The Rise of Authoritarianism in the Western Balkans by Florian Bieber

The Rise of Authoritarianism in the Western Balkans by Florian Bieber

Author:Florian Bieber
Language: eng
Format: epub, pdf
ISBN: 9783030221492
Publisher: Springer International Publishing


3.6 Albania

In the Western Balkans , Albania has always been an odd fit. It was not affected by the dissolution of Yugoslavia and the subsequent wars, nor by a high level of conflict over identity and statehood, and it has been quite distinct from the post-Yugoslav space. More by accident than by design, the country was caught up in the Western Balkans due to challenges of democratic transformation in the 1990s. In this regard, it shared in the experience of semi-authoritarian regimes, as explored in the previous chapter. The government of Sali Berisha, which had turned increasingly authoritarian by 1996, broke down in the wake of the collapse of pyramid schemes in 1997. This brought about not only a breakdown of the regime but also a state failure, with most state institutions crumbling (including the army) and international intervention being required to restore order and enable new elections.

The period after 1997/1998 was characterized by both a second democratization and a state reconstruction that only gradually resulted in an uncontested political system. Unlike most other countries of the Western Balkans, Albania experienced a surprisingly stable two-party system, with power regularly alternating between the two dominant parties, the Democratic Party of Albania (Partia Demokratike e Shqipërisë, PDSh) and the Socialist Party of Albania (Partia Socialiste e Shqipërisë, PSSh). Power first switched in 1992 to the PDSh, back to the PSSh in 1997, returning to the PDSh in 2005 and back once more to the PSSh in 2013. While regular alternations of power between two established parties might suggest a stable, consolidated democratic system, the reality has been characterized by a high level of polarization and low levels of the legitimacy of these changes of power—or by these not taking place. The legitimacy of election results is frequently contested by the losers, ushering in protracted periods of boycotts. Such a polarized political system, based on a limited political consensus, has favored periods of episodic authoritarianism. Despite this polarization, the parties have cooperated in asserting their duopoly over the state, both in freezing other parties out of the system and in ensuring strong party control over the state. Thus, Deimel and Primatarova noted that, after constitutional amendments in 2008, ‘[b]linded by the alleged consensual spirit, the international community helped consolidate stabilocracy in Albania, which provides stability externally but domestically oscillates between democracy and autocratic tendencies’ (Deimel and Primatarova 2012, 19).

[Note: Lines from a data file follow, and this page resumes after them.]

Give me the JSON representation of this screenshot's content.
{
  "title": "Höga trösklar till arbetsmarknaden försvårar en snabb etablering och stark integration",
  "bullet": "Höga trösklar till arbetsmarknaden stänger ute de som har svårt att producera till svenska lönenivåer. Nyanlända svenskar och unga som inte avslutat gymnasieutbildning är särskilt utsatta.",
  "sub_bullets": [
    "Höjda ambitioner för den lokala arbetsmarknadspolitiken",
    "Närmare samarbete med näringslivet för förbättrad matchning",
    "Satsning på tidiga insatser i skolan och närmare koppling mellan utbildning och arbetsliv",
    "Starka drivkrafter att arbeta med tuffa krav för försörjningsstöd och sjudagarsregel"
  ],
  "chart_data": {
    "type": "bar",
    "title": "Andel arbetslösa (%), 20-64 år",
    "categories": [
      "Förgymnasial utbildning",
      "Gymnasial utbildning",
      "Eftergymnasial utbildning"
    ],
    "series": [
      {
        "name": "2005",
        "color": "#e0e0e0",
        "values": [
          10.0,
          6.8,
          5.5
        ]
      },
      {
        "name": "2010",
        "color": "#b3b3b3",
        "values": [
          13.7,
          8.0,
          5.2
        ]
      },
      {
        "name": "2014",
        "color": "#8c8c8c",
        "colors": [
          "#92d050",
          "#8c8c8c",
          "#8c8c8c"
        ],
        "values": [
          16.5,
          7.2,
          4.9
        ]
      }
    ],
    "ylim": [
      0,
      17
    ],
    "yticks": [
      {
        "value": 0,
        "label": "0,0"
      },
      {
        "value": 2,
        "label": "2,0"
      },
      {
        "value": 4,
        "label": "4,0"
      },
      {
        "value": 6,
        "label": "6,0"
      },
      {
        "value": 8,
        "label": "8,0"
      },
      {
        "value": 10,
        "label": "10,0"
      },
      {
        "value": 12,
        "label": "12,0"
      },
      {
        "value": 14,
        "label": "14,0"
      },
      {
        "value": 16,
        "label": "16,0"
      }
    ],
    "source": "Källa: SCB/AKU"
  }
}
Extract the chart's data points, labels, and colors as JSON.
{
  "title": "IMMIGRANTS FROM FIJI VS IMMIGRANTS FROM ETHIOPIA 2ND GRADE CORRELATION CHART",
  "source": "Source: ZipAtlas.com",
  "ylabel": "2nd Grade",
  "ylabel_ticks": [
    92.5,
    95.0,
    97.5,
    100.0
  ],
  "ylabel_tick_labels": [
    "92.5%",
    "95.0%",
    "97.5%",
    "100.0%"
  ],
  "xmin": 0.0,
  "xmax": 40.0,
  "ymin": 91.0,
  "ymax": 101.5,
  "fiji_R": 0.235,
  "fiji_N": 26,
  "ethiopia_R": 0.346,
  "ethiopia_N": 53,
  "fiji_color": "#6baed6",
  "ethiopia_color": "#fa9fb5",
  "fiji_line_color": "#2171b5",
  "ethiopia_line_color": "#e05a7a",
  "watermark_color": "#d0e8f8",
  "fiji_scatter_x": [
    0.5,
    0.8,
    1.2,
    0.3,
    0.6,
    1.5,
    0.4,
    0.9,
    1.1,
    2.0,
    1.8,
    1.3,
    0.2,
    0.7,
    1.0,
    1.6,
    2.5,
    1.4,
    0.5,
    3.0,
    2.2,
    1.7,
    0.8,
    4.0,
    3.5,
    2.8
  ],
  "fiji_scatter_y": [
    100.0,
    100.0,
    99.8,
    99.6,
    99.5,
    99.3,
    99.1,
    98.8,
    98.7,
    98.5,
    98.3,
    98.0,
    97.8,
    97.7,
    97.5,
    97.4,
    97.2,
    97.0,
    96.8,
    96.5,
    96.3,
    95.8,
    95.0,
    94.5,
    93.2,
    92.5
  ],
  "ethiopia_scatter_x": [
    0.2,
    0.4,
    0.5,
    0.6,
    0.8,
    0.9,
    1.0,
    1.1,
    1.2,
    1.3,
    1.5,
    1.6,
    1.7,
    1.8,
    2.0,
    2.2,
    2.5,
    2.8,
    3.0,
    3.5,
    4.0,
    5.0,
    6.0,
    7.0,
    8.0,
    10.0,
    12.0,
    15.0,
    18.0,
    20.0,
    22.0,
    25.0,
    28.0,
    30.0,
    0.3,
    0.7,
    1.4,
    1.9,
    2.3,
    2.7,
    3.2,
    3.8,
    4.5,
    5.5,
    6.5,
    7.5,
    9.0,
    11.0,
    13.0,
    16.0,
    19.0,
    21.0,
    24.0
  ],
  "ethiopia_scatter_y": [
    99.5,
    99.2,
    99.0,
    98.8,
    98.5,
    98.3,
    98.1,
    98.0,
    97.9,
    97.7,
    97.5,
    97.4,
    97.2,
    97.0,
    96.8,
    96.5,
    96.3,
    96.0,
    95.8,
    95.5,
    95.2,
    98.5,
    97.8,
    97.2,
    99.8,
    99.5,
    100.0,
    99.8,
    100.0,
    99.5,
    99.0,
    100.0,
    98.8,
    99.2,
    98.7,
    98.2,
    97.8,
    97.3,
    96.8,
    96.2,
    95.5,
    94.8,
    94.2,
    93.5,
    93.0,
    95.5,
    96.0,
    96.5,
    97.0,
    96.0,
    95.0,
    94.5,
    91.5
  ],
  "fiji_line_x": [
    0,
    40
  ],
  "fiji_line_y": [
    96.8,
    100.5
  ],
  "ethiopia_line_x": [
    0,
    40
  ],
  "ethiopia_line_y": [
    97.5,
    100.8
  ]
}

When the PDSh returned to power in 2005 under the leadership of Sali Berisha, who had become increasingly autocratic in the 1990s, many observers worried about a renewed period of authoritarianism. These fears were initially disproved, as he appeared to have undergone a democratic transformation, as Ion Iliescu had done in Romania between his earlier presidential mandates in the 1990s and his return to power in 2000. In both cases, the country’s transformation and pragmatic considerations explain the different natures of their rule. However, the high level of polarization remained characteristic of Albanian politics and, following hotly contested elections in 2009, the PSSh-led opposition questioned the legitimacy of the government.